Indeed, the very day that L'Evénement du jeudi trumpeted “a victory for the Revisionists” a court in Bordeaux convicted a bookseller, one Jean-Luc Lundi, a father of eleven children, for the display and sale of Revisionist books and sentenced him to a month in jail (suspended) and a fine of 5,000 francs. In addition to the bookseller being placed on probation for five years, the court also ordered the destruction of the books seized in the raid on his bookshop: 52 copies of both Annales d'histoire revisionniste and the remarkable series, Revue d'histoire revisionniste.
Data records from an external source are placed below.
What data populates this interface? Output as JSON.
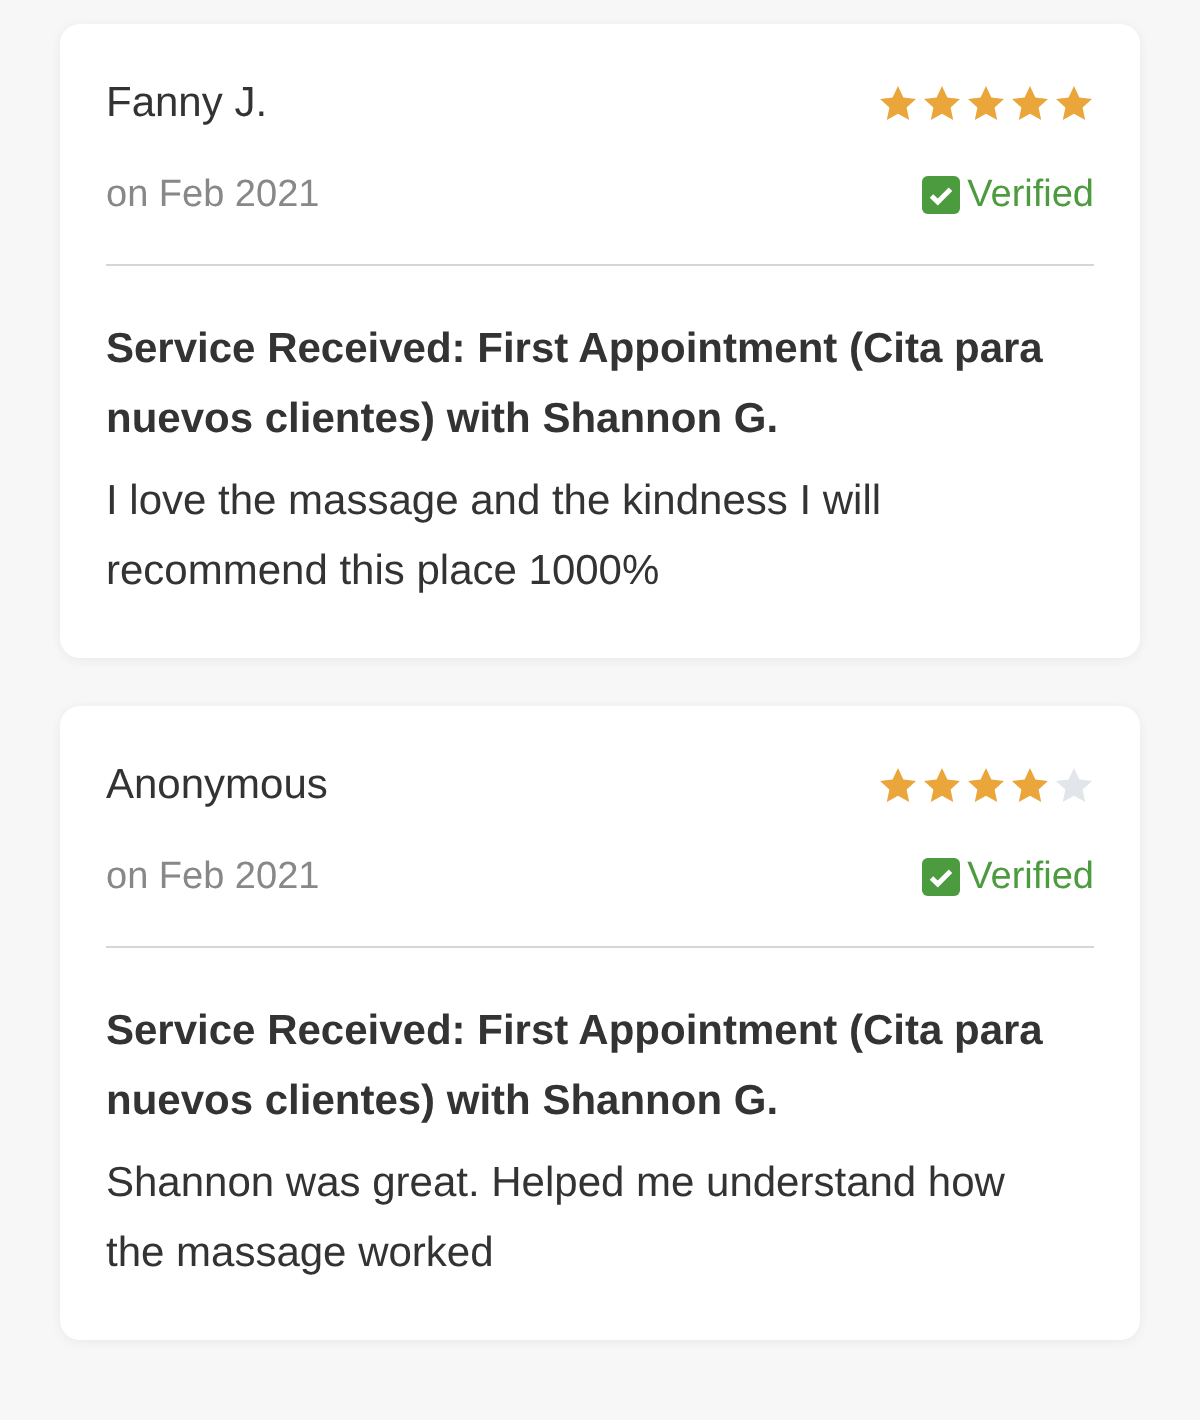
{
  "reviews": [
    {
      "author": "Fanny J.",
      "stars": 5,
      "date": "on Feb 2021",
      "verified": true,
      "verified_label": "Verified",
      "service": "Service Received: First Appointment (Cita para nuevos clientes) with Shannon G.",
      "text": "I love the massage and the kindness I will recommend this place 1000%"
    },
    {
      "author": "Anonymous",
      "stars": 4,
      "date": "on Feb 2021",
      "verified": true,
      "verified_label": "Verified",
      "service": "Service Received: First Appointment (Cita para nuevos clientes) with Shannon G.",
      "text": "Shannon was great. Helped me understand how the massage worked"
    }
  ]
}
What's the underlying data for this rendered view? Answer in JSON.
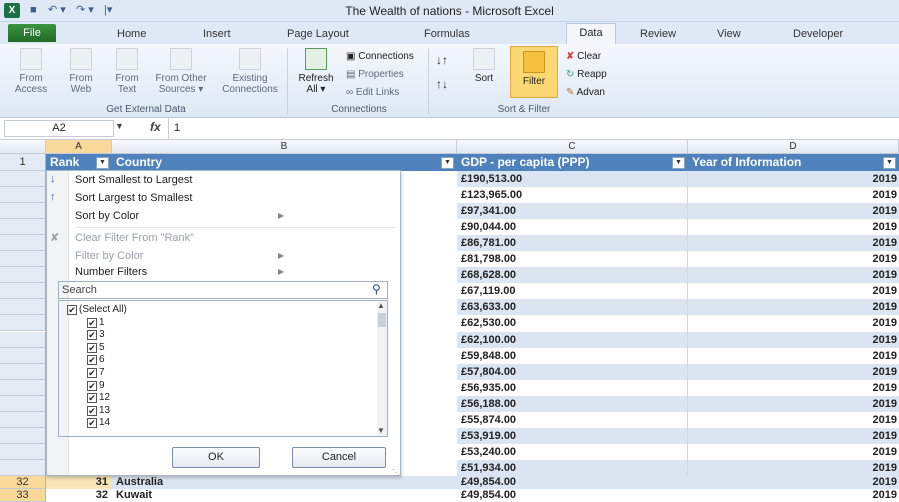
{
  "window": {
    "title": "The Wealth of nations  -  Microsoft Excel",
    "app_icon": "X"
  },
  "quick_access": [
    "■",
    "↶ ▾",
    "↷ ▾",
    "|▾"
  ],
  "tabs": {
    "file": "File",
    "items": [
      "Home",
      "Insert",
      "Page Layout",
      "Formulas",
      "Data",
      "Review",
      "View",
      "Developer"
    ],
    "active": "Data"
  },
  "ribbon": {
    "get_external": {
      "access": [
        "From",
        "Access"
      ],
      "web": [
        "From",
        "Web"
      ],
      "text": [
        "From",
        "Text"
      ],
      "other": [
        "From Other",
        "Sources ▾"
      ],
      "existing": [
        "Existing",
        "Connections"
      ],
      "label": "Get External Data"
    },
    "connections": {
      "refresh": [
        "Refresh",
        "All ▾"
      ],
      "items": [
        "Connections",
        "Properties",
        "Edit Links"
      ],
      "label": "Connections"
    },
    "sort_filter": {
      "sort": "Sort",
      "filter": "Filter",
      "side": [
        "Clear",
        "Reapp",
        "Advan"
      ],
      "label": "Sort & Filter"
    }
  },
  "formula_bar": {
    "name_box": "A2",
    "fx": "fx",
    "value": "1"
  },
  "columns": [
    "A",
    "B",
    "C",
    "D"
  ],
  "header_row": {
    "row": "1",
    "rank": "Rank",
    "country": "Country",
    "gdp": "GDP - per capita (PPP)",
    "year": "Year of Information"
  },
  "rows": [
    {
      "gdp": "£190,513.00",
      "year": "2019"
    },
    {
      "gdp": "£123,965.00",
      "year": "2019"
    },
    {
      "gdp": "£97,341.00",
      "year": "2019"
    },
    {
      "gdp": "£90,044.00",
      "year": "2019"
    },
    {
      "gdp": "£86,781.00",
      "year": "2019"
    },
    {
      "gdp": "£81,798.00",
      "year": "2019"
    },
    {
      "gdp": "£68,628.00",
      "year": "2019"
    },
    {
      "gdp": "£67,119.00",
      "year": "2019"
    },
    {
      "gdp": "£63,633.00",
      "year": "2019"
    },
    {
      "gdp": "£62,530.00",
      "year": "2019"
    },
    {
      "gdp": "£62,100.00",
      "year": "2019"
    },
    {
      "gdp": "£59,848.00",
      "year": "2019"
    },
    {
      "gdp": "£57,804.00",
      "year": "2019"
    },
    {
      "gdp": "£56,935.00",
      "year": "2019"
    },
    {
      "gdp": "£56,188.00",
      "year": "2019"
    },
    {
      "gdp": "£55,874.00",
      "year": "2019"
    },
    {
      "gdp": "£53,919.00",
      "year": "2019"
    },
    {
      "gdp": "£53,240.00",
      "year": "2019"
    },
    {
      "gdp": "£51,934.00",
      "year": "2019"
    }
  ],
  "bottom_rows": [
    {
      "row": "32",
      "rank": "31",
      "country": "Australia",
      "gdp": "£49,854.00",
      "year": "2019"
    },
    {
      "row": "33",
      "rank": "32",
      "country": "Kuwait",
      "gdp": "£49,854.00",
      "year": "2019"
    }
  ],
  "filter_menu": {
    "sort_asc": "Sort Smallest to Largest",
    "sort_desc": "Sort Largest to Smallest",
    "sort_color": "Sort by Color",
    "clear_filter": "Clear Filter From \"Rank\"",
    "filter_color": "Filter by Color",
    "number_filters": "Number Filters",
    "search_placeholder": "Search",
    "items": [
      "(Select All)",
      "1",
      "3",
      "5",
      "6",
      "7",
      "9",
      "12",
      "13",
      "14"
    ],
    "ok": "OK",
    "cancel": "Cancel"
  },
  "colors": {
    "header_blue": "#4f81bd",
    "band": "#dbe5f1",
    "file_green": "#2e7d32"
  }
}
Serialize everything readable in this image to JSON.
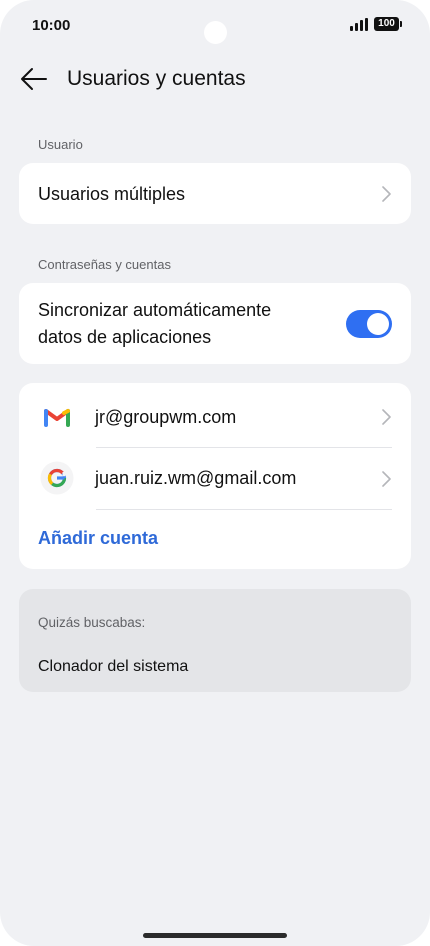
{
  "status_bar": {
    "time": "10:00",
    "battery": "100"
  },
  "header": {
    "title": "Usuarios y cuentas"
  },
  "sections": {
    "user": {
      "label": "Usuario",
      "multiple_users": "Usuarios múltiples"
    },
    "accounts": {
      "label": "Contraseñas y cuentas",
      "sync_label": "Sincronizar automáticamente datos de aplicaciones",
      "sync_line1": "Sincronizar automáticamente",
      "sync_line2": "datos de aplicaciones",
      "sync_enabled": true
    }
  },
  "accounts": [
    {
      "icon": "gmail-icon",
      "email": "jr@groupwm.com"
    },
    {
      "icon": "google-icon",
      "email": "juan.ruiz.wm@gmail.com"
    }
  ],
  "add_account": "Añadir cuenta",
  "suggestions": {
    "label": "Quizás buscabas:",
    "item": "Clonador del sistema"
  },
  "colors": {
    "accent": "#2f6ff2",
    "link": "#2f6ad8",
    "background": "#f0f1f4"
  }
}
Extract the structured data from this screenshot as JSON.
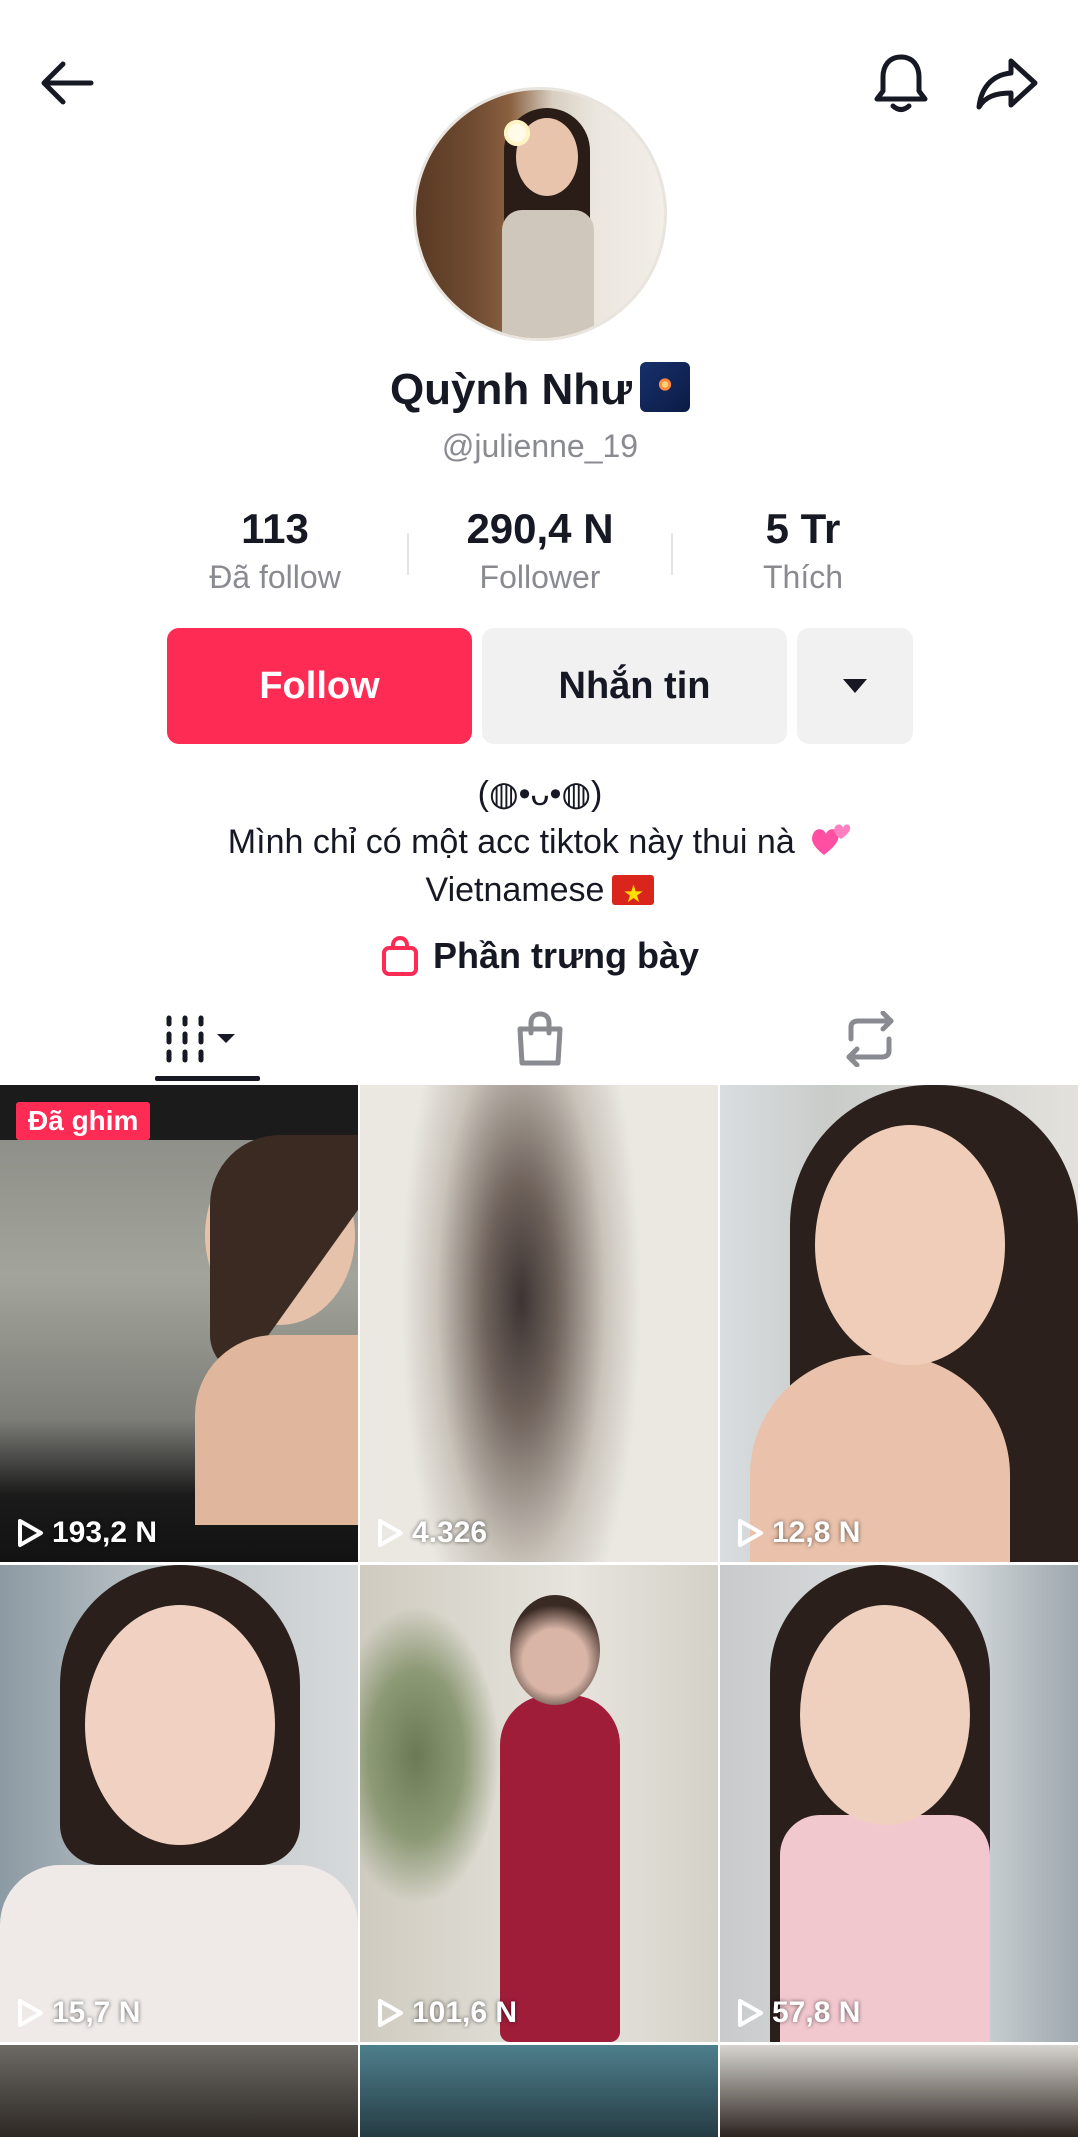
{
  "header": {
    "back_icon": "arrow-left-icon",
    "bell_icon": "bell-icon",
    "share_icon": "share-icon"
  },
  "profile": {
    "display_name": "Quỳnh Như",
    "name_emoji": "fireworks-emoji",
    "username": "@julienne_19"
  },
  "stats": {
    "following_count": "113",
    "following_label": "Đã follow",
    "followers_count": "290,4 N",
    "followers_label": "Follower",
    "likes_count": "5 Tr",
    "likes_label": "Thích"
  },
  "actions": {
    "follow_label": "Follow",
    "message_label": "Nhắn tin",
    "more_icon": "caret-down-icon"
  },
  "bio": {
    "line1": "(◍•ᴗ•◍)",
    "line2": "Mình chỉ có một acc tiktok này thui nà",
    "line3": "Vietnamese"
  },
  "showcase": {
    "label": "Phần trưng bày",
    "icon": "shopping-bag-icon"
  },
  "tabs": [
    {
      "icon": "grid-icon",
      "active": true
    },
    {
      "icon": "shopping-bag-icon",
      "active": false
    },
    {
      "icon": "repost-icon",
      "active": false
    }
  ],
  "videos": [
    {
      "views": "193,2 N",
      "pinned_label": "Đã ghim"
    },
    {
      "views": "4.326"
    },
    {
      "views": "12,8 N"
    },
    {
      "views": "15,7 N"
    },
    {
      "views": "101,6 N"
    },
    {
      "views": "57,8 N"
    }
  ],
  "colors": {
    "accent": "#fe2c55",
    "text": "#161823",
    "secondary_text": "#8a8b91",
    "button_bg": "#f1f1f2"
  }
}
One may well be taken aback by such measures, since neither publication had ever been banned; at most, an injunction served by Pierre Joxe on July 2, 1990, had forbidden that the sale of the two publications be advertised.
“And what if Abbe Pierre was right?” In Paris, that question has just appeared on posters, etched in yellow letters set on a black background. The censorship-friendly folks at L'Evénement du jeudi are perturbed by the public display of such posters, as well as by the Revisionists' use of the Internet. They quite realize that, for them, the real challenge [to their orthodox views on the Holocaust] will be driven partly by the influence of Abbe Pierre and partly by the power of the Internet.
Two trials, convened on the basis of the Fabius-Gayssot law at the following address, the XVIIe chambre du tribunal correctional de Paris, at 4, boulevard du Palais, are slated for:
Tuesday, September 24, 1996, at 1:30 p.m., against Me. Eric Delcroix, for his book on Thought Police versus Revisionism [La Police de la pensée contre le revisionnisme];
Friday, November 15, 1996, at 1:30 p.m. against myself for my press release of April 19, 1996, to Agence France Presse relative to the Garaudy/Abbe Pierre Affair; my last conviction occurred on June 13, 1995, because of my book Reply to Jean-Claude Pressac [Reponse à Jean-Claude Pressac].
These two works are still available from: Diffusion RHR, BP 122, 92704, Colombes Cedex (La Police de la pensée: 90 francs; Reponse à Jean Claude Pressac: 80 francs).
© June 27, 1996
- [*]
- Interviewed in Paris on December 14, 1992, by a correspondent with the American network National Public Radio regarding my December 9th conviction, Pierre Vidal-Naquet had responded in English: “I hate Faurisson. If I could do it, I would personally kill him.”